L’éducation et la formation sont les enjeux majoritaires du quinquennat d’Emmanuel Macron. Ceux-ci sont en parfaites adéquation avec les réalités de notre circonscription.

Pour cela, il suffit de regarder, avec lucidité, quelques données dans ces deux domaines pour prendre la mesure de l’urgence de la situation dans laquelle se trouvent une majorité de nos jeunes sur Roubaix et Wattrelos.

Sur certains quartiers, plus d’un jeune sur deux sort du système éducatif sans aucun diplôme ou formation qualifiante.

Les conséquences de la crise sanitaire que nous connaissons actuellement, risquent d’aggraver la situation de ces derniers. Aussi plus que jamais, la Nation a un devoir d’offrir à ces jeunes des perspectives pérennes.

Dans ce sens, avec mes collègues de la majorité, nous avions voté à l’Assemblée Nationale une mesure historique, celle de l’obligation de formation jusqu’à 18 ans.

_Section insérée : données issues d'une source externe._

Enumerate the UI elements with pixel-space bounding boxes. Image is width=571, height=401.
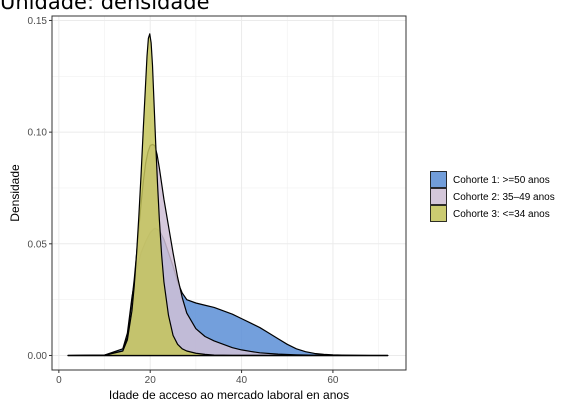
y-tick-label: 0.00 (28, 351, 48, 362)
x-axis-title: Idade de acceso ao mercado laboral en an… (109, 388, 349, 401)
panel-border (51, 15, 407, 371)
legend-key-swatch (430, 188, 447, 205)
density-areas (67, 33, 389, 357)
legend-label: Cohorte 1: >=50 anos (453, 175, 550, 186)
y-tick-label: 0.10 (28, 128, 48, 139)
chart-title: Unidade: densidade (0, 0, 210, 14)
y-axis-title: Densidade (8, 164, 22, 222)
density-area (67, 33, 389, 357)
legend: Cohorte 1: >=50 anos Cohorte 2: 35–49 ano… (430, 171, 555, 222)
legend-label: Cohorte 2: 35–49 anos (453, 192, 555, 203)
panel-background (52, 16, 406, 370)
legend-label: Cohorte 3: <=34 anos (453, 209, 550, 220)
axis-ticks: 0 20 40 60 0.00 0.05 0.10 0.15 (28, 16, 339, 386)
legend-key-swatch (430, 205, 447, 222)
y-tick-label: 0.05 (28, 239, 48, 250)
x-tick-label: 0 (56, 375, 62, 386)
x-tick-label: 60 (327, 375, 339, 386)
y-tick-label: 0.15 (28, 16, 48, 27)
x-tick-label: 20 (145, 375, 157, 386)
x-tick-label: 40 (236, 375, 248, 386)
legend-key-swatch (430, 171, 447, 188)
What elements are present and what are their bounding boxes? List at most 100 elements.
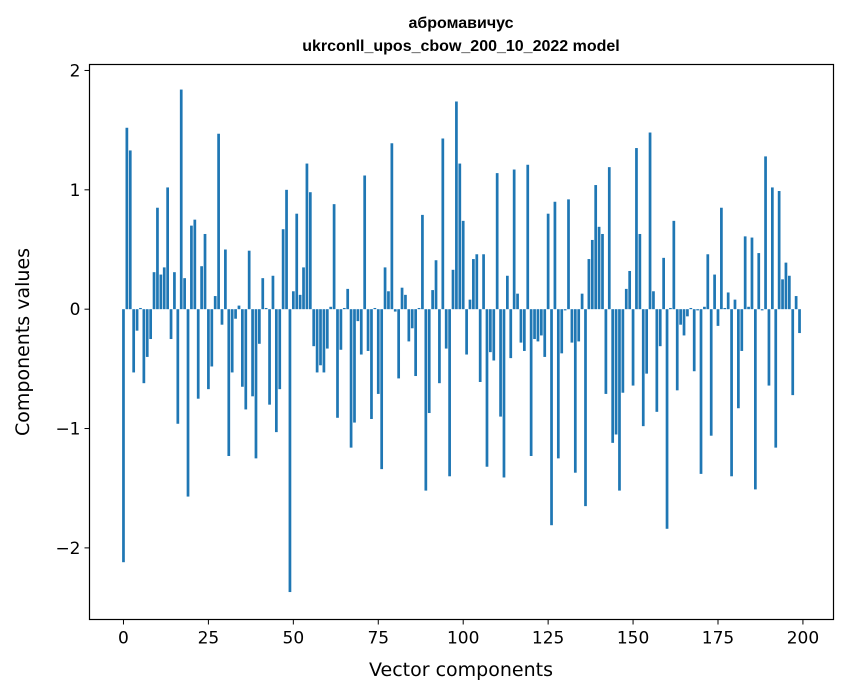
bar: [713, 274, 716, 310]
bar: [237, 305, 241, 310]
bar: [472, 259, 475, 310]
bar: [400, 287, 404, 310]
bar: [404, 294, 407, 310]
bar: [349, 309, 353, 448]
bar: [529, 309, 533, 456]
bar: [139, 307, 142, 310]
bar: [366, 309, 370, 351]
bar: [577, 309, 581, 342]
bar: [509, 309, 513, 359]
bar: [264, 307, 268, 310]
bar: [421, 214, 424, 310]
bar: [207, 309, 210, 390]
bar: [597, 226, 601, 310]
bar: [359, 309, 363, 355]
bar: [295, 213, 299, 310]
bar: [451, 269, 455, 310]
bar: [210, 309, 214, 367]
bar: [787, 275, 791, 310]
bar: [298, 294, 302, 310]
bar: [410, 309, 414, 329]
bar: [230, 309, 234, 373]
x-tick-label: 0: [118, 629, 129, 649]
bar: [145, 309, 149, 357]
bar: [278, 309, 282, 390]
bar: [631, 309, 635, 386]
bar: [234, 309, 237, 319]
x-tick-label: 150: [617, 629, 649, 649]
bar: [305, 163, 309, 310]
bars-group: [122, 89, 801, 593]
bar: [173, 272, 176, 310]
bar: [478, 309, 482, 382]
x-tick-label: 175: [702, 629, 734, 649]
bar: [332, 204, 336, 310]
plot-frame: [88, 63, 835, 621]
bar: [325, 309, 329, 349]
bar: [757, 253, 761, 310]
bar: [417, 307, 421, 310]
bar: [336, 309, 339, 418]
bar: [791, 309, 795, 396]
bar: [220, 309, 224, 325]
bar: [319, 309, 322, 366]
bar: [563, 309, 567, 311]
bar: [706, 254, 710, 310]
bar: [196, 309, 200, 399]
bar: [159, 274, 163, 310]
bar: [383, 267, 387, 310]
bar: [777, 191, 781, 310]
bar: [346, 288, 350, 310]
bar: [224, 249, 227, 310]
bar: [798, 309, 801, 334]
bar: [522, 309, 526, 351]
bar: [339, 309, 343, 350]
bar: [434, 260, 438, 310]
bar: [217, 133, 220, 310]
chart-subtitle: ukrconll_upos_cbow_200_10_2022 model: [302, 38, 619, 55]
bar: [176, 309, 180, 424]
bar: [135, 309, 139, 331]
bar: [254, 309, 258, 459]
y-tick-label: −2: [55, 539, 80, 559]
bar: [342, 307, 346, 310]
bar: [682, 309, 686, 336]
bar: [461, 220, 465, 310]
bar: [743, 236, 747, 310]
bar: [675, 309, 679, 391]
bar: [370, 309, 373, 419]
bar: [760, 309, 764, 311]
bar: [516, 293, 519, 310]
bar: [601, 233, 604, 310]
bar: [665, 309, 669, 529]
bar: [618, 309, 621, 491]
bar: [132, 309, 136, 373]
x-tick-label: 100: [447, 629, 479, 649]
bar: [720, 207, 723, 310]
bar: [302, 267, 305, 310]
bar: [142, 309, 146, 384]
bar: [387, 291, 390, 310]
bar: [407, 309, 411, 342]
bar: [767, 309, 771, 386]
bar: [465, 309, 468, 355]
bar: [628, 270, 632, 310]
x-tick-label: 125: [532, 629, 564, 649]
bar: [556, 309, 560, 459]
bar: [699, 309, 703, 474]
bar: [482, 254, 485, 310]
bar: [784, 262, 788, 310]
y-tick-label: 0: [70, 300, 81, 320]
bar: [291, 291, 295, 310]
x-tick-label: 75: [367, 629, 389, 649]
bar: [560, 309, 564, 354]
bar: [190, 225, 193, 310]
bar: [543, 309, 547, 357]
bar: [495, 173, 499, 310]
bar: [512, 169, 516, 310]
bar: [611, 309, 615, 443]
bar: [754, 309, 757, 490]
bar: [179, 89, 183, 310]
bar: [645, 309, 649, 374]
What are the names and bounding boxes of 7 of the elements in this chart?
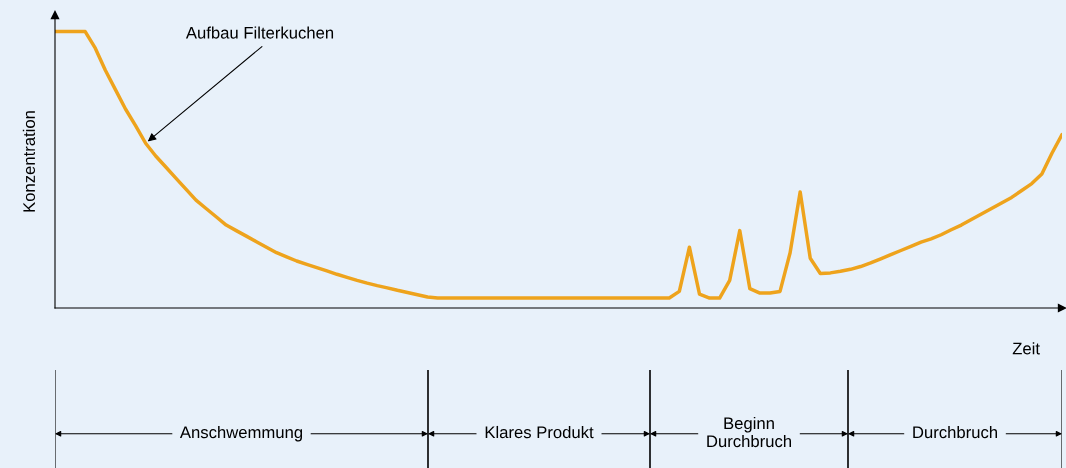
annotation: Aufbau Filterkuchen [185,26,334,39]
text: Beginn Durchbruch [707,416,791,448]
text: Anschwemmung [179,425,303,442]
x-axis-title: Zeit [1012,342,1040,355]
text: Klares Produkt [485,425,594,439]
y-axis-title: Konzentration [22,111,36,212]
text: Durchbruch [913,425,997,439]
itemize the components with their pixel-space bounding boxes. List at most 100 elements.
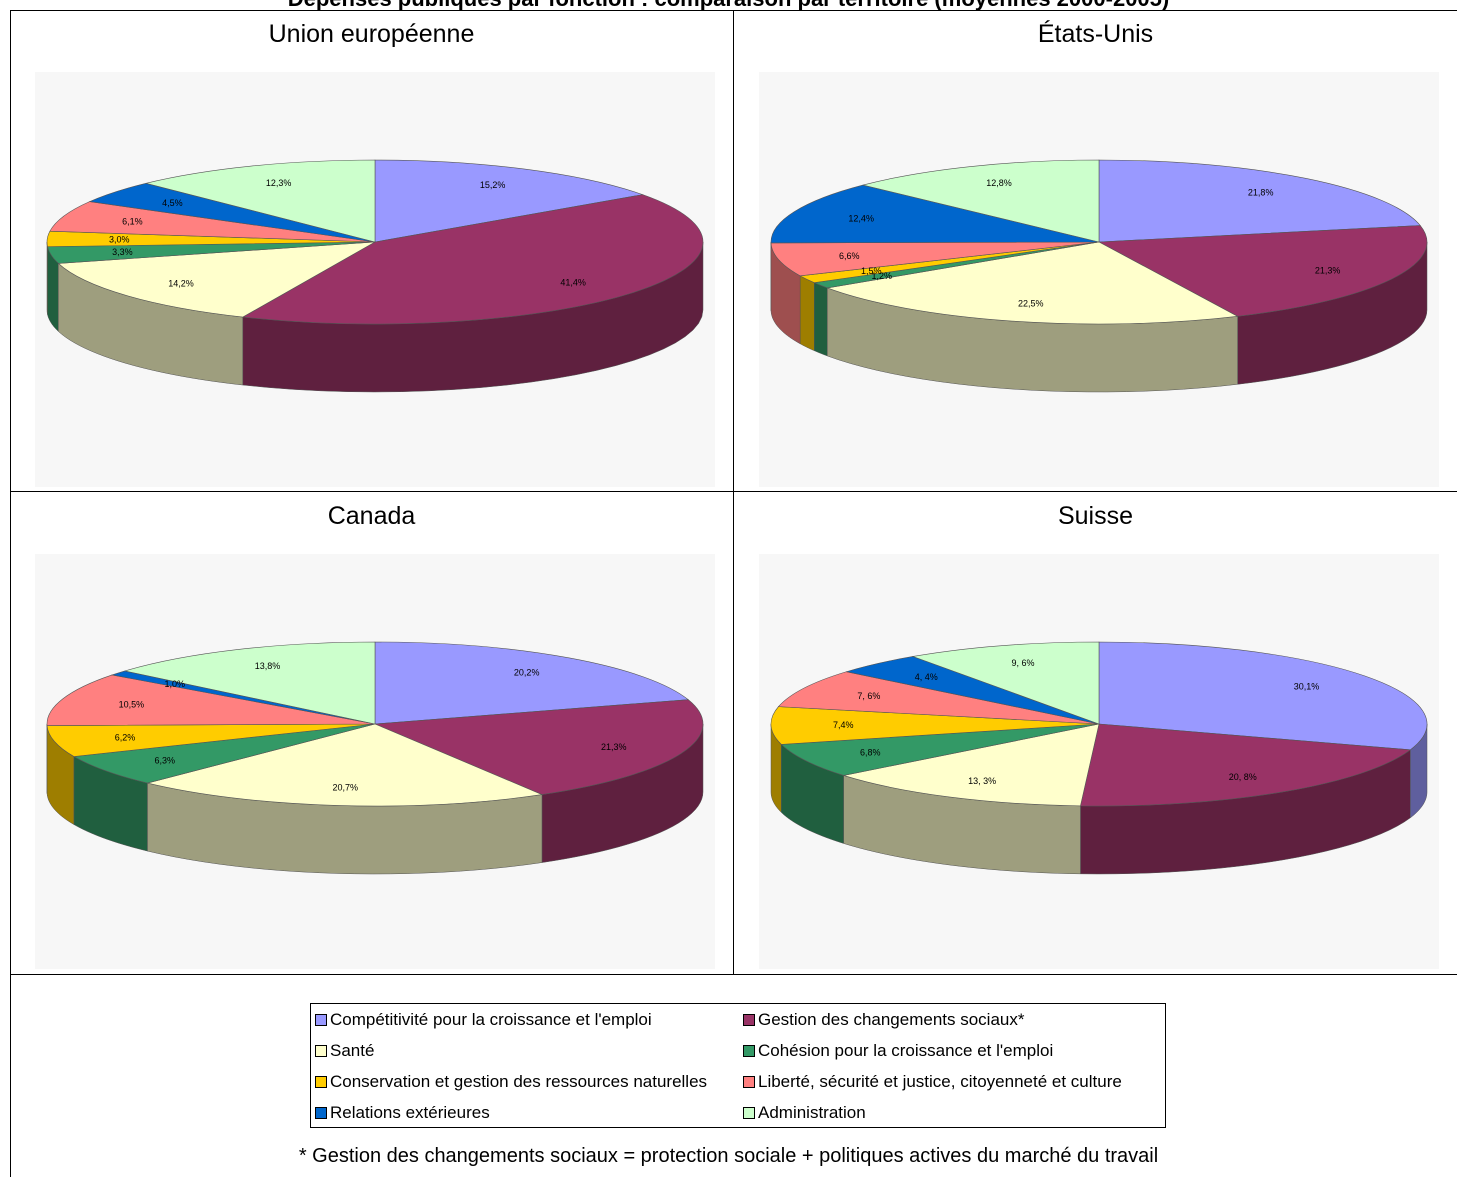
legend-divider xyxy=(10,974,1457,975)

Cependant, plus que jamais il nous faut rester vigilant sur nos territoires et veiller à ce que l’ensemble des acteurs locaux puissent travailler ensemble pour permettre à ces jeunes de ne pas devenir la génération sacrifiée de la COVID.

C’est pour cela que j’ai co-signé cette tribune initiée par Sylvie Charrière, députée, Présidente du comité national d’orientation et d’évaluation des cités éducatives ;  Christine Cloarec, députée, Vice-présidente de l’Union nationale des mission locale ; Fiona Lazaar, députée, présidente du Conseil national de lutte contre la pauvreté et l’exclusion

« Si la confiance dans la jeunesse revient, c’est la confiance dans le pays qui sera de nouveau confortée », a déclaré Jean Castex, le Premier ministre. La réussite de notre jeunesse, c’est assurer un avenir à notre pays. L’accompagner, l’aider et la soutenir est notre responsabilité à tous. La crise sanitaire que nous traversons ne fait qu’accentuer et mettre en lumière les difficultés au quotidien de nos jeunes : se nourrir, se loger, se déplacer, se former ne sont que quelques exemples des épreuves qu’ils ont à surmonter au quotidien.£


Former notre jeunesse, c’est lui donner les clefs de sa réussite future. De très nombreuses études montrent que la qualification, la compétence, les savoir-être sont essentiels pour s’insérer durablement sur le marché du travail.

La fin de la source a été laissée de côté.